Smollett’s more practical and immediate object in making this pilgrimage was to interview the great lung specialist, known locally to his admiring compatriots as the Boerhaave of Montpellier, Dr. Fizes. The medical school of Montpellier was much in evidence during the third quarter of the eighteenth century, and for the history of its various branches there are extant numerous Memoires pour Servir, by Prunelle, Astruc, and others. Smollett was only just in time to consult the reigning oracle, for the “illustrious” Dr. Fizes died in the following year. He gives us a very unfavourable picture of this “great lanthorn of medicine,” who, notwithstanding his prodigious age, his stoop, and his wealth, could still scramble up two pairs for a fee of six livres. More than is the case with most medical patients, however, should we suspect Smollett of being unduly captious. The point as to how far his sketch of the French doctor and his diagnosis was a true one, and how far a mere caricature, due to ill health and prejudice, has always piqued my curiosity. But how to resolve a question involving so many problems not of ordinary therapeutic but of historical medicine! In this difficulty I bethought me most fortunately of consulting an authority probably without a rival in this special branch of medical history, Dr. Norman Moore, who with his accustomed generosity has given me the following most instructive diagnosis of the whole situation.

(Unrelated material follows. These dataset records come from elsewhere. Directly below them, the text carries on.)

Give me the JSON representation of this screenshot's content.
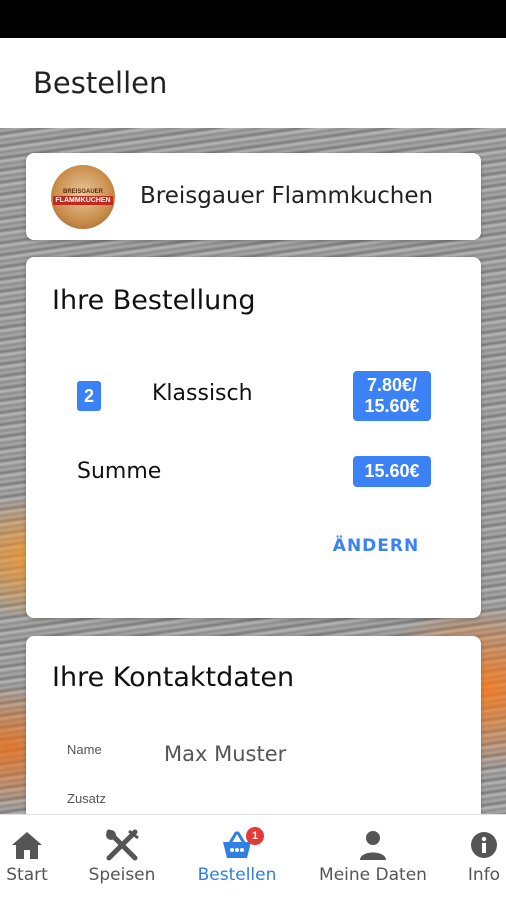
{
  "app_bar": {
    "title": "Bestellen"
  },
  "restaurant": {
    "name": "Breisgauer Flammkuchen",
    "logo_line1": "BREISGAUER",
    "logo_line2": "FLAMMKUCHEN"
  },
  "order": {
    "title": "Ihre Bestellung",
    "items": [
      {
        "quantity": "2",
        "name": "Klassisch",
        "unit_price": "7.80€/",
        "total_price": "15.60€"
      }
    ],
    "sum_label": "Summe",
    "sum_value": "15.60€",
    "change_label": "ÄNDERN"
  },
  "contact": {
    "title": "Ihre Kontaktdaten",
    "fields": [
      {
        "label": "Name",
        "value": "Max Muster"
      },
      {
        "label": "Zusatz",
        "value": ""
      }
    ]
  },
  "bottom_nav": {
    "items": [
      {
        "label": "Start",
        "icon": "home-icon"
      },
      {
        "label": "Speisen",
        "icon": "cutlery-icon"
      },
      {
        "label": "Bestellen",
        "icon": "basket-icon",
        "badge": "1",
        "active": true
      },
      {
        "label": "Meine Daten",
        "icon": "person-icon"
      },
      {
        "label": "Info",
        "icon": "info-icon"
      }
    ]
  },
  "colors": {
    "accent": "#3b82f6",
    "active_nav": "#2f7fe5",
    "badge": "#e53935"
  }
}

“I have read Smollett’s account of his illness as it appears in several passages in his travels and in the statement which he drew up for Professor ‘F.’ at Montpellier.
“Smollett speaks of his pulmonic disorder, his ‘asthmatical disorder,’ and uses other expressions which show that his lungs were affected. In his statement he mentions that he has cough, shortness of breath, wasting, a purulent expectoration, loss of appetite at times, loss of strength, fever, a rapid pulse, intervals of slight improvement and subsequent exacerbations.

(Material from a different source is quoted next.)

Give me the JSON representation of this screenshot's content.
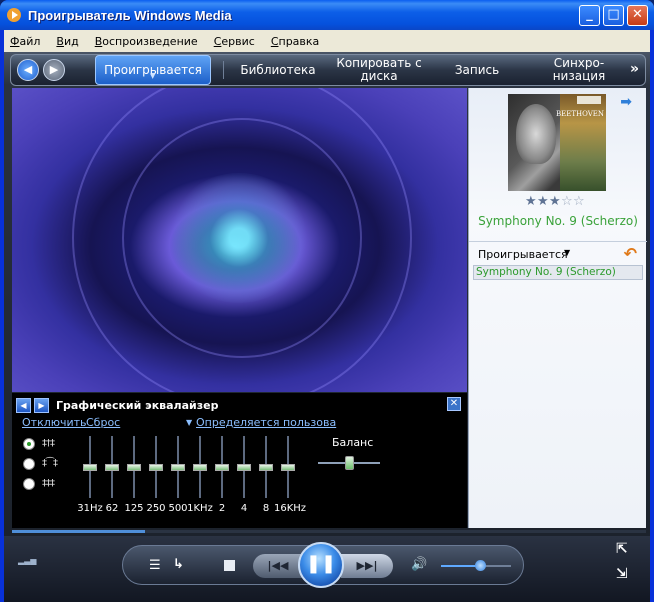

“This shortness of breath, he says, has steadily increased. This group of symptoms makes it certain that he had tuberculosis of the lungs, in other words, was slowly progressing in consumption.
“His darting pains in his side were due to the pleurisy which always occurs in such an illness.
“His account shows also the absence of hopelessness which is a characteristic state of mind in patients with pulmonary tuberculosis.